🤖 AI Summary
Current molecular language models are often parameter-heavy yet lack a clear understanding of how chemical grammar rules are learned. This work proposes SMolLM, a weight-sharing Transformer model with only 53K parameters, which achieves 95% validity on ZINC-250K through iterative SMILES generation—outperforming standard GPT models with one-tenth the parameter count. Interpretability analyses reveal that the model incrementally satisfies syntactic constraints in a structured sequence: first handling parentheses, then ring closures, and finally valency rules. Notably, a single attention head is identified as exclusively responsible for bracket matching, offering the first mechanistic insight into how formal linguistic structures can be computed iteratively within transformer-based architectures.
📝 Abstract
Language models for molecular design have scaled to hundreds of millions of parameters, yet how they learn chemical grammar is poorly understood. We train SMolLM, a 53K-parameter weight-shared transformer, to generate novel SMILES with 95% validity on the ZINC-250K drug-like-molecule benchmark, outperforming a standard GPT with 10 times more parameters.
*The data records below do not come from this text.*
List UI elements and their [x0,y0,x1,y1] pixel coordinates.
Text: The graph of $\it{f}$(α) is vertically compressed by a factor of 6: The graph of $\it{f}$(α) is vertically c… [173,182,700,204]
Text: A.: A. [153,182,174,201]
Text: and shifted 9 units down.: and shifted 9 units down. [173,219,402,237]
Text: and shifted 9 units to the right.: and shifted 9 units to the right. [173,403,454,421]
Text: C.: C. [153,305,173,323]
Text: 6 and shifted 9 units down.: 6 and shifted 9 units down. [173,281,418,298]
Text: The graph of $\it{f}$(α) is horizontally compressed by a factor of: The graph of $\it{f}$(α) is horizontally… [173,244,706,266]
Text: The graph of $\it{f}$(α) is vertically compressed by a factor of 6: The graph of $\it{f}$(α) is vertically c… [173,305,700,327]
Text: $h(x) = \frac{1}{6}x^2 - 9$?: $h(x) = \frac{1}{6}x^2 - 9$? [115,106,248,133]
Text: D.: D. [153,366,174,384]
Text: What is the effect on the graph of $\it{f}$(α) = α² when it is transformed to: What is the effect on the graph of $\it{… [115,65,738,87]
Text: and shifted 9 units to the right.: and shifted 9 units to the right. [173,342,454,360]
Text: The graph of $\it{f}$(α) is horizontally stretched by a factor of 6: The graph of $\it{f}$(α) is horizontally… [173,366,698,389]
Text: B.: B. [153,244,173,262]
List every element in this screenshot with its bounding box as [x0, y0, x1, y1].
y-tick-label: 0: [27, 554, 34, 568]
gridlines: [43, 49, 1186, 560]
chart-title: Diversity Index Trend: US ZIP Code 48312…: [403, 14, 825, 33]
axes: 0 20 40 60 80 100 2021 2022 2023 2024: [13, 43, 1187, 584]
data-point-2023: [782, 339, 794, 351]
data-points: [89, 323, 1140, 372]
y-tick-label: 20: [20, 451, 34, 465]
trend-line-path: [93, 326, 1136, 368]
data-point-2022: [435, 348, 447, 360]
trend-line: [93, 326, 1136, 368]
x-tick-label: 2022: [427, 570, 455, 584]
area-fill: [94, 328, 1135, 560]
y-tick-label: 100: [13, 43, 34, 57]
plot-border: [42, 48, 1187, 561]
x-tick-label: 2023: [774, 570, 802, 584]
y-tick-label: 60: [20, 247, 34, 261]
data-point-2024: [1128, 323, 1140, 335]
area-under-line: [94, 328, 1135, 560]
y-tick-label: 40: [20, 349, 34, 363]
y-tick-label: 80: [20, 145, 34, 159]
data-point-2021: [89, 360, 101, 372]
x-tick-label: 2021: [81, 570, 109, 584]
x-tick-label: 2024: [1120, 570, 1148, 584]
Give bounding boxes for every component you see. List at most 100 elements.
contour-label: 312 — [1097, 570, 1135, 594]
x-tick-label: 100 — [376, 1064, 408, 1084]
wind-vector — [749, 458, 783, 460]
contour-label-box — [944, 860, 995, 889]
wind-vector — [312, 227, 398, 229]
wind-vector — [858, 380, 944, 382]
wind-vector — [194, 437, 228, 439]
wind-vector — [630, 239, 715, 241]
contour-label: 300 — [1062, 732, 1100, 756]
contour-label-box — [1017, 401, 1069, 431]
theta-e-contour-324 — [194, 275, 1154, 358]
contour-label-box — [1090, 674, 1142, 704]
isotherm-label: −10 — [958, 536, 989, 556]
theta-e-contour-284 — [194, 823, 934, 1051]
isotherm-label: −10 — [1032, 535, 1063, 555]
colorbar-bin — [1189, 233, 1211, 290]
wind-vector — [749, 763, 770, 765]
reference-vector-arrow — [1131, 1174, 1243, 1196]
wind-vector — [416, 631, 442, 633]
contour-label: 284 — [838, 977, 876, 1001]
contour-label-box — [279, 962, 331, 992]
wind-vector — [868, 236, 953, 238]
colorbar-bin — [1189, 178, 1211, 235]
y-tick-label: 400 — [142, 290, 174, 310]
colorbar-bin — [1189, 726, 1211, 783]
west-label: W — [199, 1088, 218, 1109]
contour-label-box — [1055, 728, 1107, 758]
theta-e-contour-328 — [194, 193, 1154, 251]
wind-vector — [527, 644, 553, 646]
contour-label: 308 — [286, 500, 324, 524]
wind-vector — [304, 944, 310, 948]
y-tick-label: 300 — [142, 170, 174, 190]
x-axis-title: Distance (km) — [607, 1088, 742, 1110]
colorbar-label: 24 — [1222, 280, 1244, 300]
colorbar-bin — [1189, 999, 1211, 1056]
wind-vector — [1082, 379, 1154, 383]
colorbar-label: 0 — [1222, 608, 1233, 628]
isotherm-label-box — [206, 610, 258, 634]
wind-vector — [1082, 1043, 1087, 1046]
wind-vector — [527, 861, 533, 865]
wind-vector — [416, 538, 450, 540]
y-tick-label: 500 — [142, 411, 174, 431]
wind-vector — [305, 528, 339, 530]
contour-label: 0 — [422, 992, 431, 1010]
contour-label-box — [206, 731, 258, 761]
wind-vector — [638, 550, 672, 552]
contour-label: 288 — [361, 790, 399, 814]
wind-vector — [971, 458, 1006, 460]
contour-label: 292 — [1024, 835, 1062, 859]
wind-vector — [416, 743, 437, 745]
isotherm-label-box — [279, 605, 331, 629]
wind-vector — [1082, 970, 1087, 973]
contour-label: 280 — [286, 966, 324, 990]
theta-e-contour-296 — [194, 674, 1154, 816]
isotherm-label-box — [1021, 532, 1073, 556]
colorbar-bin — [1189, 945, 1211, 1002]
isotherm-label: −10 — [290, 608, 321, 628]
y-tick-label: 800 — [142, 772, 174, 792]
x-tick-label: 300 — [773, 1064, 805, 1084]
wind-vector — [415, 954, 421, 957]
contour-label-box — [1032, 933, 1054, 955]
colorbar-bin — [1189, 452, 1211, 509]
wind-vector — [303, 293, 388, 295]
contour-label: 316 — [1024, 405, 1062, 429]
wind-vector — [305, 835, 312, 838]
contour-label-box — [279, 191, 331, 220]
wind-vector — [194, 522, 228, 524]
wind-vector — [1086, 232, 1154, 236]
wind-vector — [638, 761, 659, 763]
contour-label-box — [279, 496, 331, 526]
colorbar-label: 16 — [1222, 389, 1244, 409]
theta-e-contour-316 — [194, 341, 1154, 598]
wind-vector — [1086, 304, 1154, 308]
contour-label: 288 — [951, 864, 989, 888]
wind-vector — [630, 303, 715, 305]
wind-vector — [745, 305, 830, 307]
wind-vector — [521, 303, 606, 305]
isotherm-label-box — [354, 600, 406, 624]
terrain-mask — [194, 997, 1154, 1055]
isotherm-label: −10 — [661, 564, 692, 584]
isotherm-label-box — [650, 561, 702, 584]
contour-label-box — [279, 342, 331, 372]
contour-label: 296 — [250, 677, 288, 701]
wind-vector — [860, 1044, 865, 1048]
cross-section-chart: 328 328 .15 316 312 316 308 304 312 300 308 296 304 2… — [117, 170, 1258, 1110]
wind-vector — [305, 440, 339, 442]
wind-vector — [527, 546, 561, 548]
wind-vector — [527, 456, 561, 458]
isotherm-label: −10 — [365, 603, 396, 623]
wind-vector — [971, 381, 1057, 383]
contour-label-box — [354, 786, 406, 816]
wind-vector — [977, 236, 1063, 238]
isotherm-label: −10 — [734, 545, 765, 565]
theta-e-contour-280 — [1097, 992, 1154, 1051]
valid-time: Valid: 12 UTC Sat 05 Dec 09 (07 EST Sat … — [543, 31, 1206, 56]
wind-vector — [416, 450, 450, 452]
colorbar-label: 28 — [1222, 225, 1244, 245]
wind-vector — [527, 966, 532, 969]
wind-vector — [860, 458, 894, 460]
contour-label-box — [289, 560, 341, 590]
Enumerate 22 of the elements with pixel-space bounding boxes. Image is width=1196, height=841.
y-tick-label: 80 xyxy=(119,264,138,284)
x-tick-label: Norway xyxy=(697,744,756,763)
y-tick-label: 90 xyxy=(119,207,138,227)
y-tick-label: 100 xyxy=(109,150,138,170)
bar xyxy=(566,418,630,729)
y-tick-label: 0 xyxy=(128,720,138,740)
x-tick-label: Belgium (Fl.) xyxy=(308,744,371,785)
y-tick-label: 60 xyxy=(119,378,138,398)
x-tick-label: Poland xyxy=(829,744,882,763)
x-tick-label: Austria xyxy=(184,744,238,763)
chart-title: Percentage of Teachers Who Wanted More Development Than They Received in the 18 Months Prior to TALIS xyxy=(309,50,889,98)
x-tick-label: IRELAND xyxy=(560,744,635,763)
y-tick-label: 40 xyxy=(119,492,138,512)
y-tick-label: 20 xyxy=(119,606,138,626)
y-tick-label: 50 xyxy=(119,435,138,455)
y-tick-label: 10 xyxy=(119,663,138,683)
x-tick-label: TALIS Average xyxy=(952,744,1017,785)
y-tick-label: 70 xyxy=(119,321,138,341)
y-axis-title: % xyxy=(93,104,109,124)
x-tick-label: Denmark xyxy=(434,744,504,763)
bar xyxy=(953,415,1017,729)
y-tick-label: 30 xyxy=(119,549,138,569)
Mechanistically, the same block resolves SMILES constraints across passes in a fixed order: brackets first, rings second, and valence last, as shown by error classification, linear probing, and sparse autoencoders. A systematic ablation across attention heads and passes further localizes the first bracket-matching step to a single attention head. Together, these results yield a compact, mechanistically interpretable molecular generator and a testbed for studying iterative computation in formal-language domains.